Which no one here denies. The key phrase is "divinely revealed truths".

Not everything even an Ecumenical Council says is a "divinely revealed truth" so again, quoting sources does not help. The question always is precisely what is being dogmatically defined, and therefore, what must be believed.

Again, the situation we are in and the hard work which is theology are far more complex that you are trying to make them.

No one denies there are problems, which is precisely why there are such open questions, but you cannot hope to solve such a complex problem by recourse only to the Catholic Encyclopedia or a dictionary.
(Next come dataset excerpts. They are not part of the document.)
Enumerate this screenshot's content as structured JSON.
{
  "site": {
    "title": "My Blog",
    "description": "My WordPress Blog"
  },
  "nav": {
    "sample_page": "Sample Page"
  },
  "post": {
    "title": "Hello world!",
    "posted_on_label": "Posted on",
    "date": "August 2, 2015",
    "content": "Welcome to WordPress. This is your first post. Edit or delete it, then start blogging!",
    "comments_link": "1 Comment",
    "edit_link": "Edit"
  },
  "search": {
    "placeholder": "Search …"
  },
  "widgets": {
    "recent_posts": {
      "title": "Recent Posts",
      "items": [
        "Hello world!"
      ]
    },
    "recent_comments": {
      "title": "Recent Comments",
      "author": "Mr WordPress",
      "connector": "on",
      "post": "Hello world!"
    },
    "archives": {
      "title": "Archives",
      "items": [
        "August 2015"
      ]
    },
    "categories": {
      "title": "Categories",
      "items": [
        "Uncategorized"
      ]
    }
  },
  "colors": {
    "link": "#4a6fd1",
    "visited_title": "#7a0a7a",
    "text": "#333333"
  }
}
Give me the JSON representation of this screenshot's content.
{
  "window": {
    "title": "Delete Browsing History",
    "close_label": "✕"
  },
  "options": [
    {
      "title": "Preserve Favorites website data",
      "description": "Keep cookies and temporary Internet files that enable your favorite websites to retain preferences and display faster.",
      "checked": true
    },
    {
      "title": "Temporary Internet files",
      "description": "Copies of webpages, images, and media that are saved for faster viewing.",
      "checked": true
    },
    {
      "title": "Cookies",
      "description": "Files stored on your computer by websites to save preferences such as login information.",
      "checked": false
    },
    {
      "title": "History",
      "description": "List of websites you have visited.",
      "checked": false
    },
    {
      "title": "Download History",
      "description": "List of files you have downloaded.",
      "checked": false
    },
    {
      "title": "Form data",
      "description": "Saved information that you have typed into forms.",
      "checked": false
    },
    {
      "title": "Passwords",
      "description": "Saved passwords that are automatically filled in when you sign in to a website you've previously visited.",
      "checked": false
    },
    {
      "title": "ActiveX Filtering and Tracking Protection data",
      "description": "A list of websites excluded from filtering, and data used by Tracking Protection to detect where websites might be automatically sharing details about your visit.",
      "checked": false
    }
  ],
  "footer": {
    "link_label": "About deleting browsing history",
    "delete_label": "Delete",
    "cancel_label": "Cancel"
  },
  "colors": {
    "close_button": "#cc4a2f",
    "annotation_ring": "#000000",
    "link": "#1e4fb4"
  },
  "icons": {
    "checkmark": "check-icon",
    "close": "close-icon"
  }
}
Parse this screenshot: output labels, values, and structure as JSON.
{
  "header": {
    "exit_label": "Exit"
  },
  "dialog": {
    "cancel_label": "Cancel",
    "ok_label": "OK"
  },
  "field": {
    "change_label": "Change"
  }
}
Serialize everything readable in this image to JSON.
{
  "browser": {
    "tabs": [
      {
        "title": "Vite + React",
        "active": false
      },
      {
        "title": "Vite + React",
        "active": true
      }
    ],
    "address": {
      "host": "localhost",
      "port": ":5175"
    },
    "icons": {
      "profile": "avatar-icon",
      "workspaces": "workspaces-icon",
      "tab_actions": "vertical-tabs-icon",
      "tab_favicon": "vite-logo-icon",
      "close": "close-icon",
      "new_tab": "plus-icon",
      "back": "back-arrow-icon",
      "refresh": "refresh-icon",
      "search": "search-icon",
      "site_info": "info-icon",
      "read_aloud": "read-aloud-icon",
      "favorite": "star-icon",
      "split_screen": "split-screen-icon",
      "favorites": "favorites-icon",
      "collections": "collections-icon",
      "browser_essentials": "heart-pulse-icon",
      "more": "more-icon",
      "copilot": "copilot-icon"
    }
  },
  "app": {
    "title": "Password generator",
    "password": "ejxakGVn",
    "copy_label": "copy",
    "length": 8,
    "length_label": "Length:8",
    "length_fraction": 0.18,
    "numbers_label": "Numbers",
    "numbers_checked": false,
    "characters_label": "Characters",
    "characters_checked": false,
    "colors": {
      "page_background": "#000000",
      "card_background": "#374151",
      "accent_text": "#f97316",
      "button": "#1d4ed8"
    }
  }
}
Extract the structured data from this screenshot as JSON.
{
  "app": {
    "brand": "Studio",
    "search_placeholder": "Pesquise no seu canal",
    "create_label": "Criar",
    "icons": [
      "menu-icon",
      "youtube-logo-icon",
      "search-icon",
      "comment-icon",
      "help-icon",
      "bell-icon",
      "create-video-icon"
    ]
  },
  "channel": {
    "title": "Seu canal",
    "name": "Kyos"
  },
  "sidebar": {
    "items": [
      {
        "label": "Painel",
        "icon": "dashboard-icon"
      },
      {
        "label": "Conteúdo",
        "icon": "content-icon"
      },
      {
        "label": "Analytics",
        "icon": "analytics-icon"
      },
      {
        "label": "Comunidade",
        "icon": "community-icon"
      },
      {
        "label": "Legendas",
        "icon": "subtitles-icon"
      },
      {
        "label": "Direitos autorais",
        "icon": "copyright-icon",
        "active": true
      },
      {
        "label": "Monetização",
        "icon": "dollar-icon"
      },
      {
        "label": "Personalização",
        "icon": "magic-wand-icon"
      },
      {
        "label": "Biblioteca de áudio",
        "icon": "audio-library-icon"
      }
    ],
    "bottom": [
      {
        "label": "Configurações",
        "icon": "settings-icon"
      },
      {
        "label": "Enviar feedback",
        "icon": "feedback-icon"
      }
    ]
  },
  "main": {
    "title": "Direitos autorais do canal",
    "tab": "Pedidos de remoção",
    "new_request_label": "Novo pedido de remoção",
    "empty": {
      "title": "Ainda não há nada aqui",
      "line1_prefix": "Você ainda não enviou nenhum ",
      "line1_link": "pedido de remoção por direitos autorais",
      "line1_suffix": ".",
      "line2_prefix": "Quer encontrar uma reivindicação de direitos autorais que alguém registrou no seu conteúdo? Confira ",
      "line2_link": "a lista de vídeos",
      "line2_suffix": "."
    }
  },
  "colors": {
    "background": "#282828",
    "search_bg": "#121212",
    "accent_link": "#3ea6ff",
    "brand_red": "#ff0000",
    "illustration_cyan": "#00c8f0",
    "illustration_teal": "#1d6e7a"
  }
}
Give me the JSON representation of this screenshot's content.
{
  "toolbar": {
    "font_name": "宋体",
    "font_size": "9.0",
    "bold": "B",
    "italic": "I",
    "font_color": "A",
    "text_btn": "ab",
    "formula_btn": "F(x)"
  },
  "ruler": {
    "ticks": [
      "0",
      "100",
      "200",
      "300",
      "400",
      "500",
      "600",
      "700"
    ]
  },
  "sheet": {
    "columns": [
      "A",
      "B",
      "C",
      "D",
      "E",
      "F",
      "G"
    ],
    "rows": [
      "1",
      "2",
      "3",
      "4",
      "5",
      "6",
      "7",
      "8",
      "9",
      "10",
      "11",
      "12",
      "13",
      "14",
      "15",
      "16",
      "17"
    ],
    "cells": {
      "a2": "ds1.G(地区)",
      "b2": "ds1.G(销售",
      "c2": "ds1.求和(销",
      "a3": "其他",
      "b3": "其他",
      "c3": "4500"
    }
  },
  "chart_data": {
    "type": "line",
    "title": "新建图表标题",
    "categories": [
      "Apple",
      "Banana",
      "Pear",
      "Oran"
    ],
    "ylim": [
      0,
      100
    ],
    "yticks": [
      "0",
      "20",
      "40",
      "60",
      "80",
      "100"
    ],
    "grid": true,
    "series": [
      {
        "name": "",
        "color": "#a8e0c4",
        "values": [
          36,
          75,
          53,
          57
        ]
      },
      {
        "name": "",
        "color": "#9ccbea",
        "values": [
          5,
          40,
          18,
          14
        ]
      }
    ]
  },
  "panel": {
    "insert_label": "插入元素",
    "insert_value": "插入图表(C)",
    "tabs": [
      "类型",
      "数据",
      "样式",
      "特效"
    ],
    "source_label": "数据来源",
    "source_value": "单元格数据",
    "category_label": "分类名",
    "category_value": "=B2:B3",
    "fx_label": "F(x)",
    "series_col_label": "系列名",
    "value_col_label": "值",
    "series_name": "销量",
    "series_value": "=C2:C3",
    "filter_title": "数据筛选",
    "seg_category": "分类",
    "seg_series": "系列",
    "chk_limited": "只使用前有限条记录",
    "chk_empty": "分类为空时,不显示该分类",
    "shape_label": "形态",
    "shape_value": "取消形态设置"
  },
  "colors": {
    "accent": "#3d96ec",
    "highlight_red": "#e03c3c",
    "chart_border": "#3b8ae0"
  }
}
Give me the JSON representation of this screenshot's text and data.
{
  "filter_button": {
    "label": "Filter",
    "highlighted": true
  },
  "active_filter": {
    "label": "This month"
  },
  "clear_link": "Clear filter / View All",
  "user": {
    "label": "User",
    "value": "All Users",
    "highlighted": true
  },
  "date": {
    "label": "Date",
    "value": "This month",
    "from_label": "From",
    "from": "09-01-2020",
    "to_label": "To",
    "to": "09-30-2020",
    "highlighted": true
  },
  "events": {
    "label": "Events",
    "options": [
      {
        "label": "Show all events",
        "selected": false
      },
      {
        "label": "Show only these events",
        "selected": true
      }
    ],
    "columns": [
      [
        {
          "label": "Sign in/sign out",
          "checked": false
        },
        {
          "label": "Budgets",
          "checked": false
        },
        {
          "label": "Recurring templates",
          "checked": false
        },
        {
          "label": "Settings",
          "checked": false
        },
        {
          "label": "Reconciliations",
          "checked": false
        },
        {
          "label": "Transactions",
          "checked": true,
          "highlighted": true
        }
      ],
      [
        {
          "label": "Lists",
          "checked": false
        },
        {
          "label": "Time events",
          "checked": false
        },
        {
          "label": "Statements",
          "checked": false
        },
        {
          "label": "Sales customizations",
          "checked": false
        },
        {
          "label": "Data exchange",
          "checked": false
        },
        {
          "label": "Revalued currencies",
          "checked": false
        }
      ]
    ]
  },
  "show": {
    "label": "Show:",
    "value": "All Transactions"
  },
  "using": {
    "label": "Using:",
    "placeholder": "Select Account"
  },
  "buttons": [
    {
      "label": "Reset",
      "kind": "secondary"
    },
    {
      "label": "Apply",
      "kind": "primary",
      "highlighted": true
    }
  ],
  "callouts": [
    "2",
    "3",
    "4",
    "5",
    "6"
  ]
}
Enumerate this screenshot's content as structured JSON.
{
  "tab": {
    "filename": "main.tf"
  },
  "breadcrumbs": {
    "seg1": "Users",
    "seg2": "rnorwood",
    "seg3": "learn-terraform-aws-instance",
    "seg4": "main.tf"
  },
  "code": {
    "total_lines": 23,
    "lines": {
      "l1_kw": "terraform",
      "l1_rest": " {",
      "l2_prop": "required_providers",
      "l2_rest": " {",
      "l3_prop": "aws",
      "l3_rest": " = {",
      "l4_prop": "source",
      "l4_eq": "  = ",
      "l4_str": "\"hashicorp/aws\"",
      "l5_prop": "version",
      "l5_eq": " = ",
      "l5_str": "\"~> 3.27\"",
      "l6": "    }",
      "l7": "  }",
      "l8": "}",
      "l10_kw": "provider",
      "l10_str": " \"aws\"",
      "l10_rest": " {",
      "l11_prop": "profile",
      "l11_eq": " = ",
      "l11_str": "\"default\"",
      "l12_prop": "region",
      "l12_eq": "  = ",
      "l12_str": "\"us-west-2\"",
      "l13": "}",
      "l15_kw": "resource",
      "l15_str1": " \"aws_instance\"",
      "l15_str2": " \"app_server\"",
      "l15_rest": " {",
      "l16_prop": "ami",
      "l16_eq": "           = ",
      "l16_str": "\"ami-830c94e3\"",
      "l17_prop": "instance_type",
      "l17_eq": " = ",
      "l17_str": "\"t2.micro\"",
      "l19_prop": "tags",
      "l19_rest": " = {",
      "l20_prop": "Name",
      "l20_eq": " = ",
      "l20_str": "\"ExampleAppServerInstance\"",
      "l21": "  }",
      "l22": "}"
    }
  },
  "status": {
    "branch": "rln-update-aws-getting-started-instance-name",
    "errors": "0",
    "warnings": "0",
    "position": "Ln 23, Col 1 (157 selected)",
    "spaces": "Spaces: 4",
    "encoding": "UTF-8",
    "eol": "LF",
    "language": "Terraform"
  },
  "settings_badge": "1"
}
If you are not familiar with the writings of St. Thomas Aquinas, Benedict XIV, Suarez, Billuart, Billot, and a dozen other major authors on the subject you simply have inadequate tools to answer the question definitively : you're trying to use a Cresent Wrench for finish carpentry.
 
It is Canon Law that confirms both General Councils and canonizations are infallible. What you are doing is challenging Canon Law, which no Catholic can do. I don't think I really need to comment any further on this.